This beautiful little village is situated on the west end of the county, on the Demossville and Knoxville turnpike, and is five miles from the Dry Ridge depot on the C. N. O. & T. P. R. R. [the Cincinnati, New Orleans, and Texas Pacific Railroad, a.k.a., the Southern] and is noted for its enterprising tobacco merchants and dry goods business.
We have three dry goods and grocery stores, and drug stores, one hotel and bar room, one blacksmith shop, and one wagon maker’s shop, and a first class flour and saw mill combined, two churches, Eclectic Normal School taught by Prof. Brough of Williamstown, and a splendid Odd Fellows and Masonic Lodge, and we can excel any town in the country for good looking girls, and if the Bachelors of the best will come in our midst we will do all we can to procure them a rib, as we can sympathize with them.

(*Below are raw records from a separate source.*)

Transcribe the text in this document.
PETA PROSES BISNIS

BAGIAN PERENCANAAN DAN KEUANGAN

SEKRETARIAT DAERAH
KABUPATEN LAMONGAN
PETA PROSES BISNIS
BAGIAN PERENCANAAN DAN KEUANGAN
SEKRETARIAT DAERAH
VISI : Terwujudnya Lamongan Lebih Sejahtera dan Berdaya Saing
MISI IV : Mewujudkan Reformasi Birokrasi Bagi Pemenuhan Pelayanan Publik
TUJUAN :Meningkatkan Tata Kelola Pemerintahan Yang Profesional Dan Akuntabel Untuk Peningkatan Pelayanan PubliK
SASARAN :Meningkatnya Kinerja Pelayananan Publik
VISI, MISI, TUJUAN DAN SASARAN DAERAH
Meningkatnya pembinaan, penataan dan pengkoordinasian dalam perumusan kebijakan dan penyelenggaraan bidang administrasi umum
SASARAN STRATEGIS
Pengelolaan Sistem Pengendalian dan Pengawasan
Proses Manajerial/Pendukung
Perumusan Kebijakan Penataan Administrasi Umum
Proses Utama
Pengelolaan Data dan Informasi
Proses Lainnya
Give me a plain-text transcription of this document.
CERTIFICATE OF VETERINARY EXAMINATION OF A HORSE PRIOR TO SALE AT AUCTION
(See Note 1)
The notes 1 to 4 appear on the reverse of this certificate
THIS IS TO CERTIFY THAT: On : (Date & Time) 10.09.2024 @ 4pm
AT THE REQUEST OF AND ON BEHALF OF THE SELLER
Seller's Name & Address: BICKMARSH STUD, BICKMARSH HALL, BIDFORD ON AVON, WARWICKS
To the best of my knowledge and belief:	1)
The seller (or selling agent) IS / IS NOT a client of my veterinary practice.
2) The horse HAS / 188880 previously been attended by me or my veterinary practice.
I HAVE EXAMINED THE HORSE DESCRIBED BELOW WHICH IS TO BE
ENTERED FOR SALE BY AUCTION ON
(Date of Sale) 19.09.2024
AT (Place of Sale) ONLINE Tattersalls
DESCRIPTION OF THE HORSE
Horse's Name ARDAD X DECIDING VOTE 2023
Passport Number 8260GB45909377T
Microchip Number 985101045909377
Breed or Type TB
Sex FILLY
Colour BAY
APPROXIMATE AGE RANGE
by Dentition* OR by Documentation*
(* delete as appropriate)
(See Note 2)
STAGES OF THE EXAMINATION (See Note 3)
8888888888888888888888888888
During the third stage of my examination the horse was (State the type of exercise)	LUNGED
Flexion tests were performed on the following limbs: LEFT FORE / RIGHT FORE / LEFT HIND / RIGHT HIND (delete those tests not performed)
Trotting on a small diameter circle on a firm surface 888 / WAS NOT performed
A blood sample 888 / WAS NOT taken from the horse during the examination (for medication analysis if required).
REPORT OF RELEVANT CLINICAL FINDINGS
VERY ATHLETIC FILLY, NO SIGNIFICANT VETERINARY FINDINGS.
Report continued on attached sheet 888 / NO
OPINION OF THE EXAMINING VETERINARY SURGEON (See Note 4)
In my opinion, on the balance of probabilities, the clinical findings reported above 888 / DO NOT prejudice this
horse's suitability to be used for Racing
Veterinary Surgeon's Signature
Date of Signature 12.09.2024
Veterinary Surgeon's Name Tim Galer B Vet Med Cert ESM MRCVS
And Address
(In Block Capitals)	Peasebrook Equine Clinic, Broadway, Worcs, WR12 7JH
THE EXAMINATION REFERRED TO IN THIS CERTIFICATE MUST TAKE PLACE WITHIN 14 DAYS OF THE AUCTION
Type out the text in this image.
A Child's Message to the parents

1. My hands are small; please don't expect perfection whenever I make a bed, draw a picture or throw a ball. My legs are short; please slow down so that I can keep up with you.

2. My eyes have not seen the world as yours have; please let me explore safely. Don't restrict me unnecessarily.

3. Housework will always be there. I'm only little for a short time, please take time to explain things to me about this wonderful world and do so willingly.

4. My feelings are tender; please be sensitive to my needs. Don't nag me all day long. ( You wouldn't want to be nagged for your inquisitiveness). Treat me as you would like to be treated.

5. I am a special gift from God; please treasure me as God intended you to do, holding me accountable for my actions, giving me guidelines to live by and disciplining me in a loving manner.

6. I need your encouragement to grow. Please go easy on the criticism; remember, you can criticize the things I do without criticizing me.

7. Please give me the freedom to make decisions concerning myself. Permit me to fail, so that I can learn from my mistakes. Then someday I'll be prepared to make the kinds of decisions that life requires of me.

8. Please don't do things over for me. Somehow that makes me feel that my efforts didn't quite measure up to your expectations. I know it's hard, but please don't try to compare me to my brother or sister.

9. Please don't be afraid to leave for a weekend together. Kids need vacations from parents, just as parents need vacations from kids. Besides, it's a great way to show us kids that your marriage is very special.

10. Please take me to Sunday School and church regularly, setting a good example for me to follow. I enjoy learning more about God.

We noticed in the last weeks issue that one of them was out all night, and taking quinine to keep the matrimonial fever from taking an effect. W. M. Wilson, of Kansas City, brother of John Wilson, a type-setter on the Brooksville Democrat, is here representing a nursery in Dayton, Ohio, and is doing a good business soliciting orders for fruit trees.
Renters in this vicinity have to pay half of the crops they raise and furnish their own teams and farm implements, and this is the cause so many have to be returned delinquent in paying taxes. They say they can’t hardly make a living besides paying taxes, and is one reason why our county is so involved in debt on account of tenants having to pay much high rents that they are not able to pay their taxes.